Jeffrey S. Passel, Wendy Wang and Paul Taylor, Pew Research Center, June 4, 2010
* A record 14.6% of all new marriages in the United States in 2008 were between spouses of a different race or ethnicity from one another. This includes marriages between a Hispanic and non-Hispanic (Hispanics are an ethnic group, not a race) as well as marriages between spouses of different races–be they white, black, Asian, American Indian or those who identify as being of multiple races or “some other” race.
* Among all newlyweds in 2008, 9% of whites, 16% of blacks, 26% of Hispanics and 31% of Asians married someone whose race or ethnicity was different from their own.
* Gender patterns in intermarriage vary widely. Some 22% of all black male newlyweds in 2008 married outside their race, compared with just 9% of black female newlyweds. Among Asians, the gender pattern runs the other way. Some 40% of Asian female newlyweds married outside their race in 2008, compared with just 20% of Asian male newlyweds. Among whites and Hispanics, by contrast, there are no gender differences in intermarriage rates.
* Rates of intermarriages among newlyweds in the U.S. more than doubled between 1980 (6.7%) and 2008 (14.6%). However, different groups experienced different trends. Rates more than doubled among whites and nearly tripled among blacks. But for both Hispanics and Asians, rates were nearly identical in 2008 and 1980.
* These seemingly contradictory trends were both driven by the heavy, ongoing Hispanic and Asian immigration wave of the past four decades. For whites and blacks, these immigrants (and, increasingly, their U.S.-born children who are now of marrying age) have enlarged the pool of potential spouses for out-marriage. But for Hispanics and Asians, the ongoing immigration wave has also enlarged the pool of potential partners for in-group marriage.
* There is a strong regional pattern to intermarriage. Among all new marriages in 2008, 21% in the West were interracial or interethnic, compared with 13% in both the South and Northeast and 11% in the Midwest.
* Most Americans say they approve of racial or ethnic intermarriage–not just in the abstract, but in their own families. More than six-in-ten say it “would be fine” with them if a family member told them they were going to marry someone from any of three major race/ethnic groups other than their own.

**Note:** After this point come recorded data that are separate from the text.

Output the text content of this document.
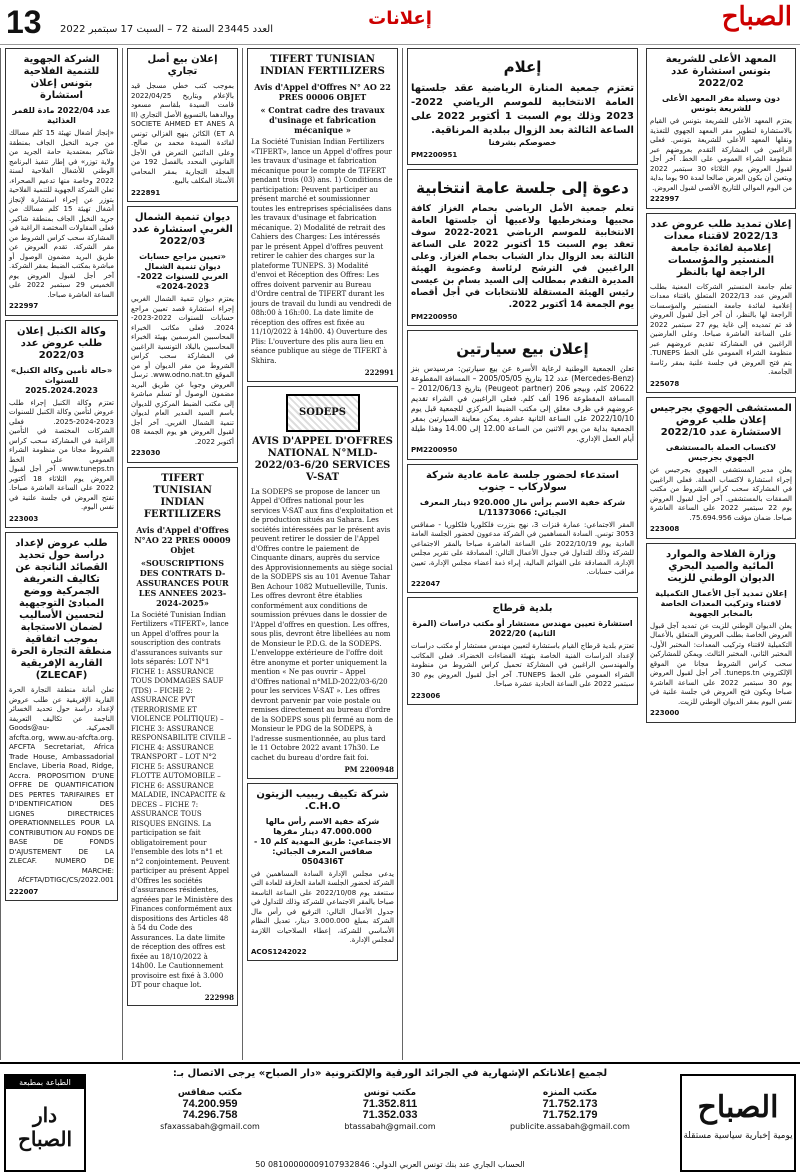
13 العدد 23445 السنة 72 – السبت 17 سبتمبر 2022
إعلانات	الصباح
المعهد الأعلى للشريعة بتونس استشارة عدد 2022/02
دون وسيلة مقر المعهد الأعلى للشريعة بتونس
يعتزم المعهد الأعلى للشريعة بتونس في القيام بالاستشارة لتطوير مقر المعهد الجهوي للتغذية ونقلها المعهد الأعلى للشريعة بتونس. فعلى الراغبين في المشاركة التقدم بعروضهم عبر منظومة الشراء العمومي على الخط. آخر أجل لقبول العروض يوم الثلاثاء 30 سبتمبر 2022 ويتعين أن يكون العرض صالحا لمدة 90 يوما بداية من اليوم الموالي للتاريخ الأقصى لقبول العروض.
222997
إعلان تمديد طلب عروض عدد 2022/13 لاقتناء معدات إعلامية لفائدة جامعة المنستير والمؤسسات الراجعة لها بالنظر
تعلم جامعة المنستير الشركات المعنية بطلب العروض عدد 2022/13 المتعلق باقتناء معدات إعلامية لفائدة جامعة المنستير والمؤسسات الراجعة لها بالنظر، أن آخر أجل لقبول العروض قد تم تمديده إلى غاية يوم 27 سبتمبر 2022 على الساعة العاشرة صباحا. وعلى العارضين الراغبين في المشاركة تقديم عروضهم عبر منظومة الشراء العمومي على الخط TUNEPS. يتم فتح العروض في جلسة علنية بمقر رئاسة الجامعة.
225078
المستشفى الجهوي بجرجيس إعلان طلب عروض الاستشارة عدد 2022/10
لاكتساب العملة بالمستشفى الجهوي بجرجيس
يعلن مدير المستشفى الجهوي بجرجيس عن إجراء استشارة لاكتساب العملة. فعلى الراغبين في المشاركة سحب كراس الشروط من مكتب الصفقات بالمستشفى. آخر أجل لقبول العروض يوم 22 سبتمبر 2022 على الساعة العاشرة صباحا. ضمان مؤقت 75.694.956.
223008
وزارة الفلاحة والموارد المائية والصيد البحري الديوان الوطني للزيت
إعلان تمديد آجل الأعمال التكميلية لاقتناء وتركيب المعدات الخاصة بالمخابر الجهوية
يعلن الديوان الوطني للزيت عن تمديد آجل قبول العروض الخاصة بطلب العروض المتعلق بالأعمال التكميلية لاقتناء وتركيب المعدات: المختبر الأول، المختبر الثاني، المختبر الثالث. ويمكن للمشاركين سحب كراس الشروط مجانا من الموقع الإلكتروني tuneps.tn. آخر أجل لقبول العروض يوم 30 سبتمبر 2022 على الساعة العاشرة صباحا ويكون فتح العروض في جلسة علنية في نفس اليوم بمقر الديوان الوطني للزيت.
223000
إعلام
تعتزم جمعية المنارة الرياضية عقد جلستها العامة الانتخابية للموسم الرياضي 2022-2023 وذلك يوم السبت 1 أكتوبر 2022 على الساعة الثالثة بعد الزوال ببلدية المرناقية.
خصوصكم بشرفنا
PM2200951
دعوة إلى جلسة عامة انتخابية
تعلم جمعية الأمل الرياضي بحمام الغزاز كافة محبيها ومنخرطيها ولاعبيها أن جلستها العامة الانتخابية للموسم الرياضي 2021-2022 سوف تعقد يوم السبت 15 أكتوبر 2022 على الساعة الثالثة بعد الزوال بدار الشباب بحمام الغزاز. وعلى الراغبين في الترشح لرئاسة وعضوية الهيئة المديرة التقدم بمطالب إلى السيد بسام بن عيسى رئيس الهيئة المستقلة للانتخابات في أجل أقصاه يوم الجمعة 14 أكتوبر 2022.
PM2200950
إعلان بيع سيارتين
تعلن الجمعية الوطنية لرعاية الأسرة عن بيع سيارتين: مرسيدس بنز (Mercedes-Benz) عدد 12 بتاريخ 2005/05/05 – المسافة المقطوعة 20622 كلم، وبيجو 206 (Peugeot partner) بتاريخ 2012/06/13 – المسافة المقطوعة 196 ألف كلم. فعلى الراغبين في الشراء تقديم عروضهم في ظرف مغلق إلى مكتب الضبط المركزي للجمعية قبل يوم 2022/10/10 على الساعة الثانية عشرة. يمكن معاينة السيارتين بمقر الجمعية بداية من يوم الاثنين من الساعة 12.00 إلى 14.00 وهذا طيلة أيام العمل الإداري.
PM2200950
استدعاء لحضور جلسة عامة عادية شركة سولاركاب – جنوب
شركة خفية الاسم برأس مال 920.000 دينار المعرف الجبائي: 11373066/L
المقر الاجتماعي: عمارة قنزات 3، نهج بنزرت فلكلوريا فلكلوريا - صفاقس 3053 تونس. السادة المساهمين في الشركة مدعوون لحضور الجلسة العامة العادية يوم 2022/10/19 على الساعة العاشرة صباحا بالمقر الاجتماعي للشركة وذلك للتداول في جدول الأعمال التالي: المصادقة على تقرير مجلس الإدارة، المصادقة على القوائم المالية، إبراء ذمة أعضاء مجلس الإدارة، تعيين مراقب حسابات.
222047
بلدية قرطاج
استشارة تعيين مهندس مستشار أو مكتب دراسات (المرة الثانية) 2022/20
تعتزم بلدية قرطاج القيام باستشارة لتعيين مهندس مستشار أو مكتب دراسات لإعداد الدراسات الفنية الخاصة بتهيئة الفضاءات الخضراء. فعلى المكاتب والمهندسين الراغبين في المشاركة تحميل كراس الشروط من منظومة الشراء العمومي على الخط TUNEPS. آخر أجل لقبول العروض يوم 30 سبتمبر 2022 على الساعة الحادية عشرة صباحا.
223006
TIFERT TUNISIAN INDIAN FERTILIZERS
Avis d'Appel d'Offres N° AO 22 PRES 00006 OBJET
« Contrat cadre des travaux d'usinage et fabrication mécanique »
La Société Tunisian Indian Fertilizers «TIFERT», lance un Appel d'offres pour les travaux d'usinage et fabrication mécanique pour le compte de TIFERT pendant trois (03) ans. 1) Conditions de participation: Peuvent participer au présent marché et soumissionner toutes les entreprises spécialisées dans les travaux d'usinage et fabrication mécanique. 2) Modalité de retrait des Cahiers des Charges: Les intéressés par le présent Appel d'offres peuvent retirer le cahier des charges sur la plateforme TUNEPS. 3) Modalité d'envoi et Réception des Offres: Les offres doivent parvenir au Bureau d'Ordre central de TIFERT durant les jours de travail du lundi au vendredi de 08h:00 à 16h:00. La date limite de réception des offres est fixée au 11/10/2022 à 14h00. 4) Ouverture des Plis: L'ouverture des plis aura lieu en séance publique au siège de TIFERT à Skhira.
222991
SODEPS
AVIS D'APPEL D'OFFRES NATIONAL N°MLD-2022/03-6/20 SERVICES V-SAT
La SODEPS se propose de lancer un Appel d'Offres national pour les services V-SAT aux fins d'exploitation et de production situés au Sahara. Les sociétés intéressées par le présent avis peuvent retirer le dossier de l'Appel d'Offres contre le paiement de Cinquante dinars, auprès du service des Approvisionnements au siège social de la SODEPS sis au 101 Avenue Tahar Ben Achour 1082 Mutuelleville, Tunis. Les offres devront être établies conformément aux conditions de soumission prévues dans le dossier de l'Appel d'offres en question. Les offres, sous plis, devront être libellées au nom de Monsieur le P.D.G. de la SODEPS. L'enveloppe extérieure de l'offre doit être anonyme et porter uniquement la mention « Ne pas ouvrir – Appel d'Offres national n°MLD-2022/03-6/20 pour les services V-SAT ». Les offres devront parvenir par voie postale ou remises directement au bureau d'ordre de la SODEPS sous pli fermé au nom de Monsieur le PDG de la SODEPS, à l'adresse susmentionnée, au plus tard le 11 Octobre 2022 avant 17h30. Le cachet du bureau d'ordre fait foi.
PM 2200948
شركة تكييف ريبيب الزيتون C.H.O.
شركة خفية الاسم رأس مالها 47.000.000 دينار مقرها الاجتماعي: طريق المهدية كلم 10 - صفاقس المعرف الجبائي: 05043I6T
يدعى مجلس الإدارة السادة المساهمين في الشركة لحضور الجلسة العامة الخارقة للعادة التي ستنعقد يوم 2022/10/08 على الساعة التاسعة صباحا بالمقر الاجتماعي للشركة وذلك للتداول في جدول الأعمال التالي: الترفيع في رأس مال الشركة بمبلغ 3.000.000 دينار، تعديل النظام الأساسي للشركة، إعطاء الصلاحيات اللازمة لمجلس الإدارة.
ACOS1242022
إعلان بيع أصل تجاري
بموجب كتب خطي مسجل قيد بالإعلام وبتاريخ 2022/04/25 قامت السيدة بلقاسم مسعود ووالدهما بالتسويغ الأصل التجاري (II SOCIETE AHMED ET ANES A ET A) الكائن بنهج الغزالي تونس لفائدة السيدة محمد بن صالح. وعلى الدائنين التعرض في الأجل القانوني المحدد بالفصل 192 من المجلة التجارية بمقر المحامي الأستاذ المكلف بالبيع.
222891
ديوان تنمية الشمال الغربي استشارة عدد 2022/03
«تعيين مراجع حسابات ديوان تنمية الشمال الغربي للسنوات 2022-2023-2024»
يعتزم ديوان تنمية الشمال الغربي إجراء استشارة قصد تعيين مراجع حسابات للسنوات 2022-2023-2024. فعلى مكاتب الخبراء المحاسبين المرسمين بهيئة الخبراء المحاسبين بالبلاد التونسية الراغبين في المشاركة سحب كراس الشروط من مقر الديوان أو من الموقع www.odno.nat.tn. ترسل العروض وجوبا عن طريق البريد مضمون الوصول أو تسلم مباشرة إلى مكتب الضبط المركزي للديوان باسم السيد المدير العام لديوان تنمية الشمال الغربي. آخر أجل لقبول العروض هو يوم الجمعة 08 أكتوبر 2022.
223030
TIFERT TUNISIAN INDIAN FERTILIZERS
Avis d'Appel d'Offres N°AO 22 PRES 00009 Objet
«SOUSCRIPTIONS DES CONTRATS D-ASSURANCES POUR LES ANNEES 2023-2024-2025»
La Société Tunisian Indian Fertilizers «TIFERT», lance un Appel d'offres pour la souscription des contrats d'assurances suivants sur lots séparés: LOT N°1 FICHE 1: ASSURANCE TOUS DOMMAGES SAUF (TDS) – FICHE 2: ASSURANCE PVT (TERRORISME ET VIOLENCE POLITIQUE) – FICHE 3: ASSURANCE RESPONSABILITE CIVILE – FICHE 4: ASSURANCE TRANSPORT – LOT N°2 FICHE 5: ASSURANCE FLOTTE AUTOMOBILE – FICHE 6: ASSURANCE MALADIE, INCAPACITE & DECES – FICHE 7: ASSURANCE TOUS RISQUES ENGINS. La participation se fait obligatoirement pour l'ensemble des lots n°1 et n°2 conjointement. Peuvent participer au présent Appel d'Offres les sociétés d'assurances résidentes, agréées par le Ministère des Finances conformément aux dispositions des Articles 48 à 54 du Code des Assurances. La date limite de réception des offres est fixée au 18/10/2022 à 14h00. Le Cautionnement provisoire est fixé à 3.000 DT pour chaque lot.
222998
الشركة الجهوية للتنمية الفلاحية بتونس إعلان استشارة
عدد 2022/04 مادة للقمر الغذائية
«إنجاز أشغال تهيئة 15 كلم مسالك من جريد النخيل الجاف بمنطقة شاكير بمعتمدية حامة الجريد من ولاية توزر» في إطار تنفيذ البرنامج الوطني للأشغال الفلاحية لسنة 2022 وخاصة منها تدعيم الصحراء، تعلن الشركة الجهوية للتنمية الفلاحية بتوزر عن إجراء استشارة لإنجاز أشغال تهيئة 15 كلم مسالك من جريد النخيل الجاف بمنطقة شاكير. فعلى المقاولات المختصة الراغبة في المشاركة سحب كراس الشروط من مقر الشركة. تقدم العروض عن طريق البريد مضمون الوصول أو مباشرة بمكتب الضبط بمقر الشركة. آخر أجل لقبول العروض يوم الخميس 29 سبتمبر 2022 على الساعة العاشرة صباحا.
222997
وكالة الكنبل إعلان طلب عروض عدد 2022/03
«حالة تأمين وكالة الكنبل» للسنوات 2025.2024.2023
تعتزم وكالة الكنبل إجراء طلب عروض لتأمين وكالة الكنبل للسنوات 2023-2024-2025. فعلى الشركات المختصة في التأمين الراغبة في المشاركة سحب كراس الشروط مجانا من منظومة الشراء العمومي على الخط www.tuneps.tn. آخر أجل لقبول العروض يوم الثلاثاء 18 أكتوبر 2022 على الساعة العاشرة صباحا. تفتح العروض في جلسة علنية في نفس اليوم.
223003
طلب عروض لإعداد دراسة حول تحديد القصائد الناتجة عن تكاليف التعريفة الجمركية ووضع المبادئ التوجيهية لتحسين الأساليب لضمان الاستجابة بموجب اتفاقية منطقة التجارة الحرة القارية الإفريقية (ZLECAF)
تعلن أمانة منطقة التجارة الحرة القارية الإفريقية عن طلب عروض لإعداد دراسة حول تحديد الخسائر الناجمة عن تكاليف التعريفة الجمركية. Goods@au-afcfta.org, www.au-afcfta.org. AFCFTA Secretariat, Africa Trade House, Ambassadorial Enclave, Liberia Road, Ridge, Accra. PROPOSITION D'UNE OFFRE DE QUANTIFICATION DES PERTES TARIFAIRES ET D'IDENTIFICATION DES LIGNES DIRECTRICES OPERATIONNELLES POUR LA CONTRIBUTION AU FONDS DE BASE DE FONDS D'AJUSTEMENT DE LA ZLECAF. NUMERO DE MARCHE: AfCFTA/DTIGC/CS/2022.001
222007
لجميع إعلاناتكم الإشهارية في الجرائد الورقية والإلكترونية «دار الصباح» يرجى الاتصال بـ:
مكتب المنزه
71.752.173
71.752.179
publicite.assabah@gmail.com
مكتب تونس
71.352.811
71.352.033
btassabah@gmail.com
مكتب صفاقس
74.200.959
74.296.758
sfaxassabah@gmail.com
الحساب الجاري عند بنك تونس العربي الدولي: 08100000009107932846 50
الصباح
يومية إخبارية سياسية مستقلة
الطباعة بمطبعة
دار الصباح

* More than a third of adults (35%) say they have a family member who is married to someone of a different race. Blacks say this at higher rates than do whites; younger adults at higher rates than older adults; and Westerners at higher rates than people living in other regions of the country.
A record 14.6% of all new marriages in the United States in 2008 were between spouses of a different race or ethnicity from each other, according to a Pew Research Center analysis of new data from the U.S. Census Bureau.
That figure is an estimated six times the intermarriage1 rate among newlyweds in 1960 and more than double the rate in 1980.
This dramatic increase has been driven in part by the weakening of longstanding cultural taboos against intermarriage and in part by a large, multi-decade wave of immigrants from Latin America and Asia.
In 1961, the year Barack Obama’s parents were married, less than one in 1,000 new marriages in the United States was, like theirs, the pairing of a black person and a white person, according to Pew Research estimates. By 1980, that share had risen to about one in 150 new marriages. By 2008, it had risen to one-in-sixty.
Pairings: Even with that sharp increase, however, black-white couplings represented only about one-in-nine of the approximately 280,000 new interracial or interethnic marriages in 2008.
White-Hispanic couples accounted for about four-in-ten (41%) of such new marriages; white-Asian couples made up 15%; and white-black couples made up 11%.
The remaining third consisted of marriages in which each spouse was a member of a different minority group or in which at least one spouse self-identified as being American Indian or of mixed or multiple races.